We list a few metadata portals:
- The ODISSEI Metadata portal: an open data infrastructure for social science and economic Innovations. It offers a secure HPC enclave to work with CBS Microdata.
- The CLARIAH Media Suite: a common infrastructure for the humanities and social sciences.
- Health-RI: the Dutch National Health Data Catalogue for health and life science data.
3. Request access
When the right dataset is found and it contains sensitive data, this dataset can’t simply be downloaded. Researchers must submit an access request that explains:
- Who they are
- What they want to use the data for
- How they plan to protect it
This request is assessed by the data provider, often with help from services like the Data Access Broker. A Data Access Broker simplifies the process of obtaining datasets for research or analysis purposes. It acts as an intermediary between researchers and various data sources and simplifies this step by:
- Standardising access procedures
- Enabling automation where possible
- Giving providers tools to review and approve requests
We list a few data access brokers:
- SSHOC-NL: Digital Infrastructure for Social Sciences and Humanities
- Health Data Access Body - NL: This entity is currently under development and should be operational for the Netherlands from 2029 onwards. All European countries will have their own Data Access Body.

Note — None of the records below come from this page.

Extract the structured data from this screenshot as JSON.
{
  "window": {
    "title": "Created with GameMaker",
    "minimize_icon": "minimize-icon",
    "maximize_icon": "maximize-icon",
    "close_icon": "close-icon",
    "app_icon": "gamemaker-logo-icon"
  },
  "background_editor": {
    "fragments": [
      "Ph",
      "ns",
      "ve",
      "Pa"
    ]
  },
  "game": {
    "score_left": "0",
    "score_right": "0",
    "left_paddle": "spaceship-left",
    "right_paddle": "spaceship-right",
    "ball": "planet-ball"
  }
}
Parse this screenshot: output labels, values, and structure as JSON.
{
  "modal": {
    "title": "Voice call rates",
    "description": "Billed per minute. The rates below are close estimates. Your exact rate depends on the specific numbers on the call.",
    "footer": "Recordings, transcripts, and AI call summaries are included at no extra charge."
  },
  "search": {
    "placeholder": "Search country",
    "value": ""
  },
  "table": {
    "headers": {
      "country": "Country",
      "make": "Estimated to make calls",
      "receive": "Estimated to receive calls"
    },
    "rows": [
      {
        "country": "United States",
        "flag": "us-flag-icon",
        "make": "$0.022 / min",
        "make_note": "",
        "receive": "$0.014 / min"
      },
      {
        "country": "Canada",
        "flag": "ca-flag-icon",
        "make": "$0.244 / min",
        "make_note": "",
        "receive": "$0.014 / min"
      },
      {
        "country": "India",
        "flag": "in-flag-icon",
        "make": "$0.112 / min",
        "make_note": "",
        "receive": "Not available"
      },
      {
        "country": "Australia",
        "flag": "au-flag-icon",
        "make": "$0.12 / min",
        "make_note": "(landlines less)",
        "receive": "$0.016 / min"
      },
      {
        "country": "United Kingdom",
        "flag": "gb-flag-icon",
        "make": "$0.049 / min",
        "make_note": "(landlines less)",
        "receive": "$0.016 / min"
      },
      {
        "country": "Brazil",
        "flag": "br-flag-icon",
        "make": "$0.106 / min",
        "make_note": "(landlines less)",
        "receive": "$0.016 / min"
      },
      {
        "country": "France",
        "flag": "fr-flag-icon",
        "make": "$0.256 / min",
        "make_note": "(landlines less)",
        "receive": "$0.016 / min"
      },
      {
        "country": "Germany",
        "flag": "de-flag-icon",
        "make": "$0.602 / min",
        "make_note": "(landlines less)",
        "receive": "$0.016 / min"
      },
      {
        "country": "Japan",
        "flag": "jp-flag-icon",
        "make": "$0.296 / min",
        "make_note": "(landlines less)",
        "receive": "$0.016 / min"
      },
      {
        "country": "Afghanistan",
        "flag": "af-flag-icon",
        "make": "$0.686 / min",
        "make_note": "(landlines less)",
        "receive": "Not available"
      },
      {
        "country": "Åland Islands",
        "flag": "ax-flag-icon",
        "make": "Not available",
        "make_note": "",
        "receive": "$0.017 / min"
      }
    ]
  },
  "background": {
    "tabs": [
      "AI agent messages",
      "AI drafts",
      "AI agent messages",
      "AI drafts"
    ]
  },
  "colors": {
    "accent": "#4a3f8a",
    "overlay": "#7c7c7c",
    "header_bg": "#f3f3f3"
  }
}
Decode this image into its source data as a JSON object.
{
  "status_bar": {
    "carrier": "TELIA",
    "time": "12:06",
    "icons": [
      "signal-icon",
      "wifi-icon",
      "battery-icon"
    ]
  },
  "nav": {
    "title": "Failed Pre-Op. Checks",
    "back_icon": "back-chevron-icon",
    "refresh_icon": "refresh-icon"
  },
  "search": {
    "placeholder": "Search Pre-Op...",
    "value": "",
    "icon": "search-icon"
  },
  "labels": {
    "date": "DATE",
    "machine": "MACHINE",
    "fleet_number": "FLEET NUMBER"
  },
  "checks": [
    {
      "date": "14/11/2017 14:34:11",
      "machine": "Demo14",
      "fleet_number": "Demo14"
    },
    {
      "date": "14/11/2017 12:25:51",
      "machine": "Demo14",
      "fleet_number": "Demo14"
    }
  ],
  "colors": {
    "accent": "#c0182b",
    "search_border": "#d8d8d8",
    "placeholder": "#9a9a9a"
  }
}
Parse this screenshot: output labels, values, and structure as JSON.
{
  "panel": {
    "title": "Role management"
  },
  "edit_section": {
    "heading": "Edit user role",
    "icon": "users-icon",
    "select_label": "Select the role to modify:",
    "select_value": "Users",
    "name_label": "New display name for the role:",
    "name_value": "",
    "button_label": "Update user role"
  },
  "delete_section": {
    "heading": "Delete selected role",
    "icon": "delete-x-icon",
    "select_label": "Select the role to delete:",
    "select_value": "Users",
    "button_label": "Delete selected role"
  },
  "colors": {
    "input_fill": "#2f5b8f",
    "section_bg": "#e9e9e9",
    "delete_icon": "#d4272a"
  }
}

4. Request Trusted Research Environment (TRE) project
To request a Trusted Research Environment (TRE) project, the researcher must apply through a specific TRE provider, outlining the research benefit, undergo rigorous checks, and gain approval to access sensitive data remotely within a secure environment where data never leaves, ensuring only vetted results are exported.
5. Transfer data
In most sensitive data workflows, the data moves into a controlled environment, or the researcher gets secure access to the environment where the data already lives. There are diverse common options to give access to the data:
- Uploading data into a trusted research environment where the researcher logs in securely. A Trusted Research Environment, also known as a Secure Data Environment or Data Safe Haven, is a secure, digital environment in which researchers can access sensitive data for scientific research.
- Granting access to existing data in-place via secure connection.
- Only in low-risk cases: allowing controlled downloads (e.g. pseudonymised, aggregated data under license).
SURF provides serval services that support secure data movement:
- SURFfilesender: For secure and encrypted file transfers
- Research Drive: Collaborative storage for research projects under policy controls
- SURFdrive: Personal cloud storage under policy controls with a maximum of 1 TB
6. Process data
The next step is that the processing of the research data takes place in a trusted research environment: a secure virtual workspace with strict access controls. This way trusted research environments make sure that:
- Only authorized users can access the data
- All activity is logged and auditable
- Data cannot leave the environment without approval
SURF provides several trusted research environments for different research needs:
- SANE – flexible, cloud-based trusted research environment on the SURF Research Cloud
- OSSC – high-performance trusted research environment on the Snellius supercomputer
- Alzheimer genetics hub – dedicated secure cluster for Alzheimer’s genetics research
These environments are ISO27001-certified and designed to meet both researcher workflows and data provider requirements.
7. Output check
When the analysis is ready, researchers want to take their results, in the format of graphs, summaries or models out of the trusted research environments. But those outputs may still carry sensitive traces. That is why most trusted research environments include a step called output control. Before anything leaves the environment, it is checked by the data provider or a designated reviewer to ensure:
- No personal data is exposed
- Results are sufficiently aggregated or anonymized
- Output aligns with the approved use
This step helps data providers stay in control, while still allowing researchers to publish meaningful insights.
8. Publish results
Once the output has been checked, the results will be disclosed. This can either be done by sending the results to the researcher, or perhaps it could be that the results will become part of the catalogue of datasets to be reused in further research.